久しぶりの自宅は変わっていなかった。それは当たり前だった。何ヵ月しか経っていないのだから。開けっ放しの玄関から二階の自分の部屋に向かった。そこには高校2年のまだ若い小僧の私がいた。机に向かって、何か、難しいことでも考えているのか、何度も深い溜め息をついている。「みやび・・・」あんなに手酷くフラれたのに、まだあの女のことを考えているとは。あんなにこっぴどくフラれた女の名をため息つきながら、まだ思い続けているとは、未練がましい奴だった。私はできることなら若い私に、まだ人生は長い、これからもいろんな女と知り合うぞと耳打ちしてあげたかった。しかし、ここは私の経験してきた過去とは微妙に違うから、確実にそうなるとは言えなかった。これは良いことなのだろうか?この世界での私の未来はどうなるのだろうか?
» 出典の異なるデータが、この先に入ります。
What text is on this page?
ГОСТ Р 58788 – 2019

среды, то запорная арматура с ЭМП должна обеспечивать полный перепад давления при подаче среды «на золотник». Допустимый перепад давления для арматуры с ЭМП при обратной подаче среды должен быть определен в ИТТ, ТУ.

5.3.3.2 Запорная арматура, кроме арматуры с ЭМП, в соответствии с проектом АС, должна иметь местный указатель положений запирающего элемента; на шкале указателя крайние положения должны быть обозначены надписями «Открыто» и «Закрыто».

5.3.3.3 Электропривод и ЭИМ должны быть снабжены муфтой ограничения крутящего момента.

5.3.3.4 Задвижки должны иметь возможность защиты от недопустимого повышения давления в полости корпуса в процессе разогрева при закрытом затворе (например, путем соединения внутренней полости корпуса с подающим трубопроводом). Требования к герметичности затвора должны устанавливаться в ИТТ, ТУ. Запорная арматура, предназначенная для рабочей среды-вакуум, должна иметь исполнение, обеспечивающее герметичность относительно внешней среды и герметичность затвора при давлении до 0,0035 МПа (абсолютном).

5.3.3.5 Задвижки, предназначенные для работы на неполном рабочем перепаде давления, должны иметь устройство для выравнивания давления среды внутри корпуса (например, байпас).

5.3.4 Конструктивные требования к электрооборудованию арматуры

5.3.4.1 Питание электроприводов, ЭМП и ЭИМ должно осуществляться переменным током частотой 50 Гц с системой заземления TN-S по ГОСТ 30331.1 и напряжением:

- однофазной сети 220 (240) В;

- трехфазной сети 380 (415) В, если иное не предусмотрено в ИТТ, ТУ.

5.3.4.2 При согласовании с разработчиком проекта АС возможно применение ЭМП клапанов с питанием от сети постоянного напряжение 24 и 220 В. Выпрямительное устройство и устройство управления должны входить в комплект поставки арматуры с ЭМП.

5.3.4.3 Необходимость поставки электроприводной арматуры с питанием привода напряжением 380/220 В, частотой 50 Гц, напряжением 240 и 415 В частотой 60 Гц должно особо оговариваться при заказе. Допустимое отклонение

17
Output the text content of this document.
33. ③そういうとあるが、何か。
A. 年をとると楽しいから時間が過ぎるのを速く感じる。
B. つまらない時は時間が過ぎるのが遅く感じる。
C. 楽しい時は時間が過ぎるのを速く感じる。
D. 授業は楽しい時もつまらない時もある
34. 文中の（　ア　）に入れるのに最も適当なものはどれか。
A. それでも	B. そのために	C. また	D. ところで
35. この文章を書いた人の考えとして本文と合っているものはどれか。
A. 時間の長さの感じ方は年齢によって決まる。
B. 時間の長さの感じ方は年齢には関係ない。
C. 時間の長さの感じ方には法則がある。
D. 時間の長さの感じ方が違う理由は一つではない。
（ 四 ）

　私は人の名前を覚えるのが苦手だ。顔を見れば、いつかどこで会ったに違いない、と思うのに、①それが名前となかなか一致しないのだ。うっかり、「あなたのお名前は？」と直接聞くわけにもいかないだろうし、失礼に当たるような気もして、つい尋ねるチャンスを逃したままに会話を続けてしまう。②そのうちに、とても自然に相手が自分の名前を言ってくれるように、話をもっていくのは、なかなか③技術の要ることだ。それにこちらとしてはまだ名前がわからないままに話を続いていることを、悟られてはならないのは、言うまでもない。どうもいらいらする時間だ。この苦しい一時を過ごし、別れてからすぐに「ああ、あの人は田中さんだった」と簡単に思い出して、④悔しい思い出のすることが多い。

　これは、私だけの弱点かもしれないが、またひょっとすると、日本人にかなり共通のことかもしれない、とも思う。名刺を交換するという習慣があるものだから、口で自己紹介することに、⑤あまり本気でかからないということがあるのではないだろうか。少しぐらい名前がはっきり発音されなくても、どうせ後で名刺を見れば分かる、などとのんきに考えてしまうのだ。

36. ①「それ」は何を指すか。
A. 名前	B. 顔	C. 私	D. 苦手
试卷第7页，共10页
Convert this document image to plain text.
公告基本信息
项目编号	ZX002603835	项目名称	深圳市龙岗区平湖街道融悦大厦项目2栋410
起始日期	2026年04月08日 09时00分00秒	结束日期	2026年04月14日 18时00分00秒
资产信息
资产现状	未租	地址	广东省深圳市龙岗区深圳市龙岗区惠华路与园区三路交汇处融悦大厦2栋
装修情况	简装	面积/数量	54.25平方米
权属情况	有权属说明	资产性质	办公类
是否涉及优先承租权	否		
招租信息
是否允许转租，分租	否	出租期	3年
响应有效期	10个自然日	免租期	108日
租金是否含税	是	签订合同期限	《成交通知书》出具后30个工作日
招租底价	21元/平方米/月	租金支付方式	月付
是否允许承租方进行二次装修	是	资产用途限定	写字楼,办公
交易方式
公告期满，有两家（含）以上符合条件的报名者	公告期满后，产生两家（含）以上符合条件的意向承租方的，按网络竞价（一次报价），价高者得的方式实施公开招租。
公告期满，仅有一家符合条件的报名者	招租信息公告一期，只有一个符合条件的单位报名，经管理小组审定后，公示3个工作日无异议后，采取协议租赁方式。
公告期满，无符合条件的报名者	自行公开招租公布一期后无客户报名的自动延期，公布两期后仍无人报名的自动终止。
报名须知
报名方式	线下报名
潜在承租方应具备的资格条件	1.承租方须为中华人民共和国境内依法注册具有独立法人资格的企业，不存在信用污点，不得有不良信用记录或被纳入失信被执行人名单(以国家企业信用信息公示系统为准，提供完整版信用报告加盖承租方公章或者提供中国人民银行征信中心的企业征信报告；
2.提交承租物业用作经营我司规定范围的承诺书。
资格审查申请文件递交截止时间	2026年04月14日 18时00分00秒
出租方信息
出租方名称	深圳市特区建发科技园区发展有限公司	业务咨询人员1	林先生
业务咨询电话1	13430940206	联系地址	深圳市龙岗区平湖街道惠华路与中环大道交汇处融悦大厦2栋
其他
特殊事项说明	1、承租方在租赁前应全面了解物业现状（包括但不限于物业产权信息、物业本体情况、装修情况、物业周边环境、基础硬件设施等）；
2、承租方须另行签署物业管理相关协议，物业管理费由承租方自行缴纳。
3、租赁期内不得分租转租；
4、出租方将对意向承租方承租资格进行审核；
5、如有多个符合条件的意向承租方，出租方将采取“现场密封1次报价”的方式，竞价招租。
次の日、私は高校2年になった若い私が学校へ行った後、私も久しぶりに母校へ行こうと自室の壁にどこでもドアを呼び出そうとした。しかし、どこでもドアは現れなかった。手順などなく、強く念じればよいはずだったが、いつまでも現れなかった。私は焦りまくった。どこでもドアはもう使えないのだろうか。私は不安でいっぱいになった。